おまけ①

「えーっ。蓬と恩田ってまだやってないのー?!」


 午後から体育祭実行委員会があるため、別のクラスで実行委員の橋本心はしもとこころと一緒に、うちの教室でお昼ご飯を食べていた。


 そのときにお互いの彼氏の話になって、冒頭の言葉が心の口から飛び出した。心の彼氏は、バイト先の店長で28歳だ。


「……いいでしょ、別に。」

「いやー。不健康でしょ。だってもう、付き合って3ヶ月くらいでしょ?」


 心は私と同じようにギャルのような格好をしているけれど、格段に違うのは大人っぽいというところ。この間も26歳に間違えられたらしい。


「そうだけど。」

「男女っていうのはさ、体の関係があって初めて本物の関係になれるっていうかさ。私なんて、今の彼氏は一緒に朝を迎えてから付き合い始めてるからさー。体を繋げることで、愛されてるな、とか、愛してるな、とか感じれるわけよ。」


 “その”経験がない私にとって、心の話はいつも大人の話に聞こえる。


「蓬は恩田に抱かれたいって思わないの?」

「……抱かれたいっていうか、まずどうなったらそう思うのか分からないよ。だって初めてって痛いんでしょ?」

「あー。まあ、痛いけどさ。そこは痛いけど、それはみんな一緒だから。やっちゃえばこんなもんかって感じよ。」

「そうなの?」

「そうそう。でもさ、多分恩田も童貞じゃん。普通は男がリードしてくれるもんだけど、蓬も受け身なだけじゃ駄目よ。男の方がメンタルはデリケートだからね。1回失敗すると勃たなくなる人もいるし。あと、初めてのときは勃たなくて入らないとか、入ったけど中折れとかあるし。」

「そうなんだ……。」

「だからそういうときは、向こうが気にしないように優しく“今日はこうして寝るだけにしよ”とか言って、裸で抱き合って寝るだけとかね。向こうのメンタルがやられないように気を使ってやんなきゃいけないんだから。」


 知らなかった……。もし知らないままだったら、お互いに慌てふためいて悲惨なことになっていたかもしれない。

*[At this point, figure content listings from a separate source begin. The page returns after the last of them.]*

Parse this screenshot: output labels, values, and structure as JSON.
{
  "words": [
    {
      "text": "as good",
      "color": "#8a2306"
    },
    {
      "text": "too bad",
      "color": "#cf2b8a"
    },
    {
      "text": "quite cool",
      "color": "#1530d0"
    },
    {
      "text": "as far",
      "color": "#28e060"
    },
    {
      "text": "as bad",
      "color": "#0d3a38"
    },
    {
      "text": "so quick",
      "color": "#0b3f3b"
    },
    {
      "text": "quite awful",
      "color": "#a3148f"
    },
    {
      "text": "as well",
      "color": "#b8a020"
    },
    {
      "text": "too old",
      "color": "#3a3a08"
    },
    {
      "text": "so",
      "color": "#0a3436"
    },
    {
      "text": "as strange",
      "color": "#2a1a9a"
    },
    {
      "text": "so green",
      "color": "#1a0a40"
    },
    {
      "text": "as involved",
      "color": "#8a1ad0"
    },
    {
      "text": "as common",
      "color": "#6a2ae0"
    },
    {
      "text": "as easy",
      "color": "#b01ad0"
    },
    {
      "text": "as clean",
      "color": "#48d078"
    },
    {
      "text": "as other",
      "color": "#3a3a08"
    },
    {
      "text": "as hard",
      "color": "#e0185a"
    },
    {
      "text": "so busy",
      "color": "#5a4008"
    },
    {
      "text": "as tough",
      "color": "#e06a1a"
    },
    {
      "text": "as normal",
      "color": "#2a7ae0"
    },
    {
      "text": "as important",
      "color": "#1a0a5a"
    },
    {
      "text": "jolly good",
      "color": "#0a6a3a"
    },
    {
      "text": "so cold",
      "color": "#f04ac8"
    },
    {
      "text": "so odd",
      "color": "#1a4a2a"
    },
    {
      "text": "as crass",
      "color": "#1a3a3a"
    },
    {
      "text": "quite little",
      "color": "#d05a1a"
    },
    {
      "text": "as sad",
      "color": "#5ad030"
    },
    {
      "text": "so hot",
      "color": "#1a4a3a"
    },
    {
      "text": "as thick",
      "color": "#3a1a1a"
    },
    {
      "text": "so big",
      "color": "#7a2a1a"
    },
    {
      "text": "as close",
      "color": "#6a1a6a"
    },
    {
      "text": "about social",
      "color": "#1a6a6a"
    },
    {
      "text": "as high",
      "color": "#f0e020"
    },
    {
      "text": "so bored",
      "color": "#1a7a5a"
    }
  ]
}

「ふーん……。心はいつも、いつやってるの?私も千尋も2人だけの時間ってあんまりなくてさ。」

「私はいつも一人暮らしの彼氏の家だからヤリ放題よ。2人だけの時間、この夏休みならあるっしょ。てかむしろ、あえてつくりなよ。お膳立てするのよ。そしたら恩田だって、彼女からのオッケーサインだって受け取りやすいんじゃない?」

「なるほどねえ……。」


 千尋がオッケーサインと受け取るかどうかは分からないけど、なるべく2人の時間を増やすっていうのはアリかもしれない。


「この夏休みの間に本物の恋人同士になっちゃいなよ!応援してるからさ!」


 心はそう言うと、私の背中をバシバシと叩いた。


 心の言う通り、体の関係ができれば本物の恋人同士になれるのなら、千尋とそういう関係になりたい。もっと、もっと千尋に近づきたい。


 だって多分……。千尋が私を好きでいてくれる気持ちよりも、私の方が気持ちは大きいから。


 千尋が私のことを好きでいてくれているのは、十分すぎるほど伝わってくるけれど、それでももっと欲しいって思うのは、私のワガママなのかな。